Bölgede 21. yüzyılda Van ve çevresindeki aşiretlerin oluşturduğu ‘Kadim Aşiretler Federasyonu’ gibi örgütlenmelerin ortaya çıkmasının ve bu aşiretlerin her seçimde Erdoğan ve AKP’ye ‘destek’ açıklamaları yapmasının kerametini de devlet ve aşiretler arasındaki bu kutsal ittifakta aramak gerekiyor.

Narin cinayetinin arka planındaki sosyolojiye ve bu sosyoloji üzerine inşa edilen politik çıkarlara dikkat çekenler, AKP ve HÜDA PAR’dan Muharrem İnce’ye kadar devletin Kürt coğrafyasındaki politik uygulamalarının temsilcisi ve savunucusu partiler tarafından “Acılar üzerinden siyasi rant devşirmek” ile suçlanıyor.

1990’lı yıllarda Kürt ulusal mücadelesine karşı devlet tarafından kullanılan Hizbullah’ın devamcısı HÜDA PAR’ın yöneticilerinden Vedat Turgut, Narin cinayeti ile ilgili açıklamasında “Bu tür vahşilikler, vandallıklar bizim kültürümüz değil, bunlar Avrupa’nın, Amerika’nın, İsrail’in kültürü” diyerek partisinin de oy tabanını oluşturan ve ideolojik harcını dincilikten alan gerici aşiret ilişkilerini aklamaya çalışıyor. HÜDA PAR’lılar; Hizbullah’ın mezar evlerini, IŞİD’in habercisi olan işkence ve katliamlarını acaba hangi kültürle açıklıyor?

Galip Ensarioğlu, Serbestiyet’te yer alan röportajında “DEM Parti’liler Narin kızımızın kaybolduğu ilk günlerde köye gittiler. Pek bir oylarının olmadığı, etkilerinin olmadığı bir köy.
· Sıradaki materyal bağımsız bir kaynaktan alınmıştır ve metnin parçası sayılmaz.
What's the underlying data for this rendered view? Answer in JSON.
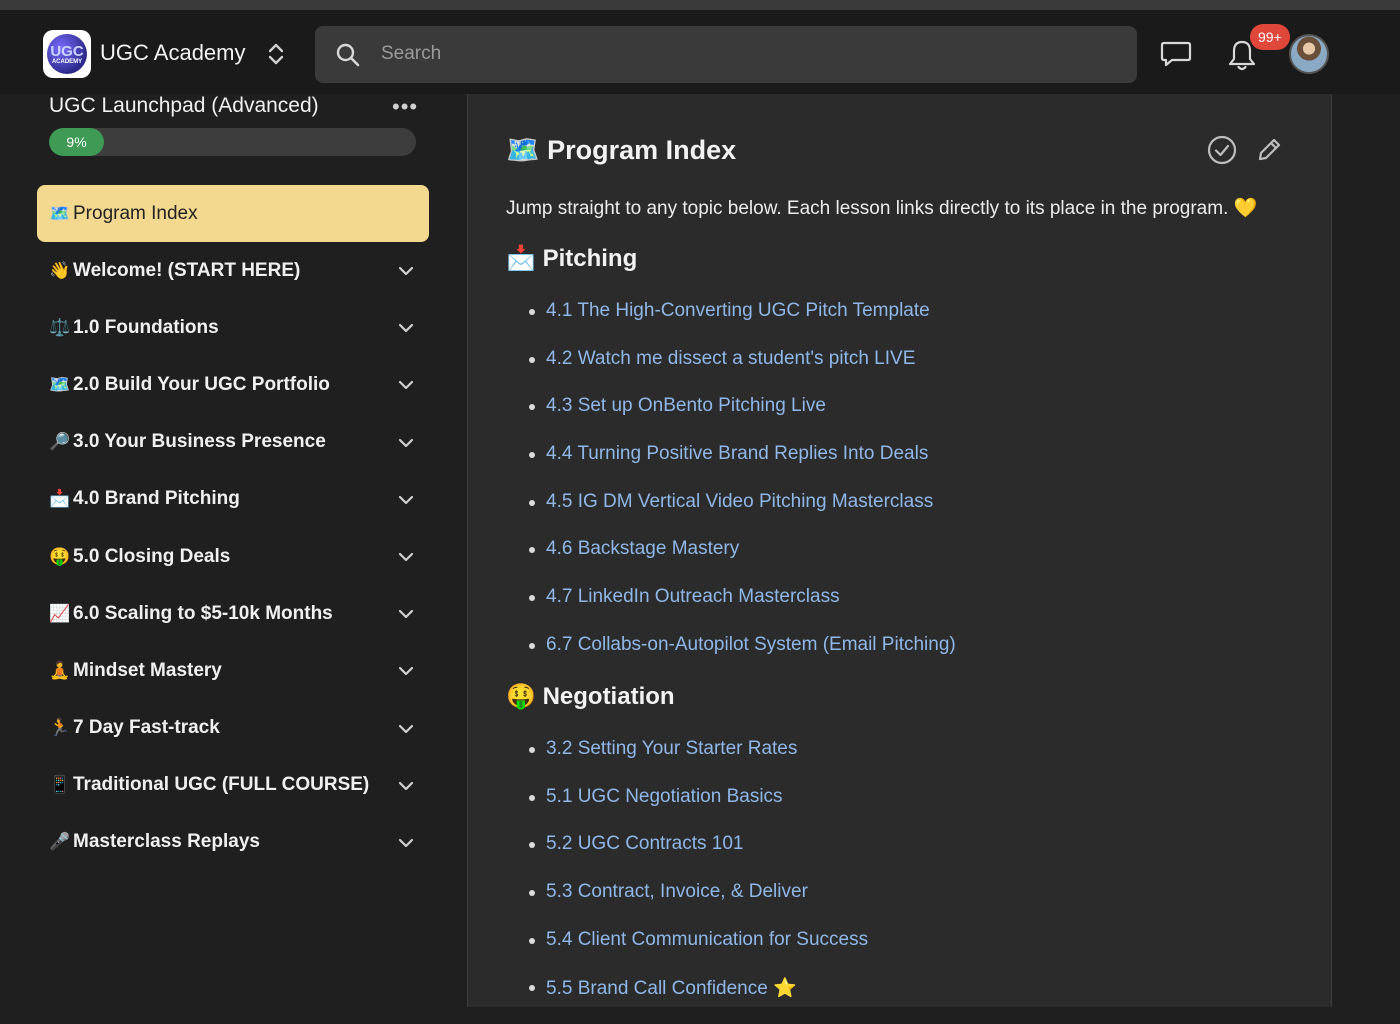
{
  "header": {
    "brand": "UGC Academy",
    "logo_text_top": "UGC",
    "logo_text_bottom": "ACADEMY",
    "search_placeholder": "Search",
    "notifications_count": "99+"
  },
  "sidebar": {
    "course_title": "UGC Launchpad (Advanced)",
    "progress_label": "9%",
    "progress_value": 0.09,
    "items": [
      {
        "emoji": "🗺️",
        "label": "Program Index",
        "active": true
      },
      {
        "emoji": "👋",
        "label": "Welcome! (START HERE)"
      },
      {
        "emoji": "⚖️",
        "label": "1.0 Foundations"
      },
      {
        "emoji": "🗺️",
        "label": "2.0 Build Your UGC Portfolio"
      },
      {
        "emoji": "🔎",
        "label": "3.0 Your Business Presence"
      },
      {
        "emoji": "📩",
        "label": "4.0 Brand Pitching"
      },
      {
        "emoji": "🤑",
        "label": "5.0 Closing Deals"
      },
      {
        "emoji": "📈",
        "label": "6.0 Scaling to $5-10k Months"
      },
      {
        "emoji": "🧘",
        "label": "Mindset Mastery"
      },
      {
        "emoji": "🏃",
        "label": "7 Day Fast-track"
      },
      {
        "emoji": "📱",
        "label": "Traditional UGC (FULL COURSE)"
      },
      {
        "emoji": "🎤",
        "label": "Masterclass Replays"
      }
    ]
  },
  "main": {
    "title_emoji": "🗺️",
    "title": "Program Index",
    "intro": "Jump straight to any topic below. Each lesson links directly to its place in the program. 💛",
    "sections": [
      {
        "emoji": "📩",
        "heading": "Pitching",
        "links": [
          "4.1 The High-Converting UGC Pitch Template",
          "4.2 Watch me dissect a student's pitch LIVE",
          "4.3 Set up OnBento Pitching Live",
          "4.4 Turning Positive Brand Replies Into Deals",
          "4.5 IG DM Vertical Video Pitching Masterclass",
          "4.6 Backstage Mastery",
          "4.7 LinkedIn Outreach Masterclass",
          "6.7 Collabs-on-Autopilot System (Email Pitching)"
        ]
      },
      {
        "emoji": "🤑",
        "heading": "Negotiation",
        "links": [
          "3.2 Setting Your Starter Rates",
          "5.1 UGC Negotiation Basics",
          "5.2 UGC Contracts 101",
          "5.3 Contract, Invoice, & Deliver",
          "5.4 Client Communication for Success",
          "5.5 Brand Call Confidence ⭐"
        ]
      }
    ]
  },
  "colors": {
    "active_item_bg": "#f2d98f",
    "progress_fill": "#3f9a55",
    "link": "#8fb7e8",
    "badge": "#e0473b"
  }
}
Aileden devlet aleyhine, AK Parti aleyhine açıklamalar almaya çalıştılar, aileyi bu yönde kışkırttılar. Aileden bu tip siyasi tepkiler alamayınca bu sefer aileyi hedef alan açıklamalara başladılar” diyor. Aslında Ensarioğlu, DEM Parti’yi suçlamak isterken ailenin devlet ve iktidar partisi ile olan ilişkisini, başka bir deyişle Narin cinayetinin öncesindeki karanlık ilişki ve suçların bir devamı olduğunu da itiraf etmiş oluyor-ki, “Narin’in ailesi” adına yapılan açıklamada da “vatana ve millete, Kur’an kursları ve dine bağlılık” vurgusunun yapılması dikkat çekiyor.

Böylesi bir tabloda “Cinayete siyasetin bulaştırılmaması” söylemi, gerçek suçluların açığa çıkartılmasının ve böylesi cinayetlerin bir daha yaşanmaması için atılması gereken adımların önüne geçilmesini amaçlıyor. Küçük Narin hangi gerekçeyle öldürülmüş olursa olsun cinayetten sonraki suskunluk ve iktidar temsilcilerinin zanlılara ‘koruma kalkanı’ olmaya çalışması, bu cinayeti bölgedeki karanlık ilişki ve suçların bir parçası haline getiriyor. Bu nedenle Narin’in alçakça katledilmesine karşı oluşan öfke ve tepkiler, bu cinayetin ve öncesinde işlenen binlerce suçun arkasındaki ‘kutsal ittifaka’ karşı karanlıkların aydınlatılması ve demokratikleşme mücadelesine dönüşmedikçe bu gidişata ‘dur’ denilmesi de olanaklı görünmüyor.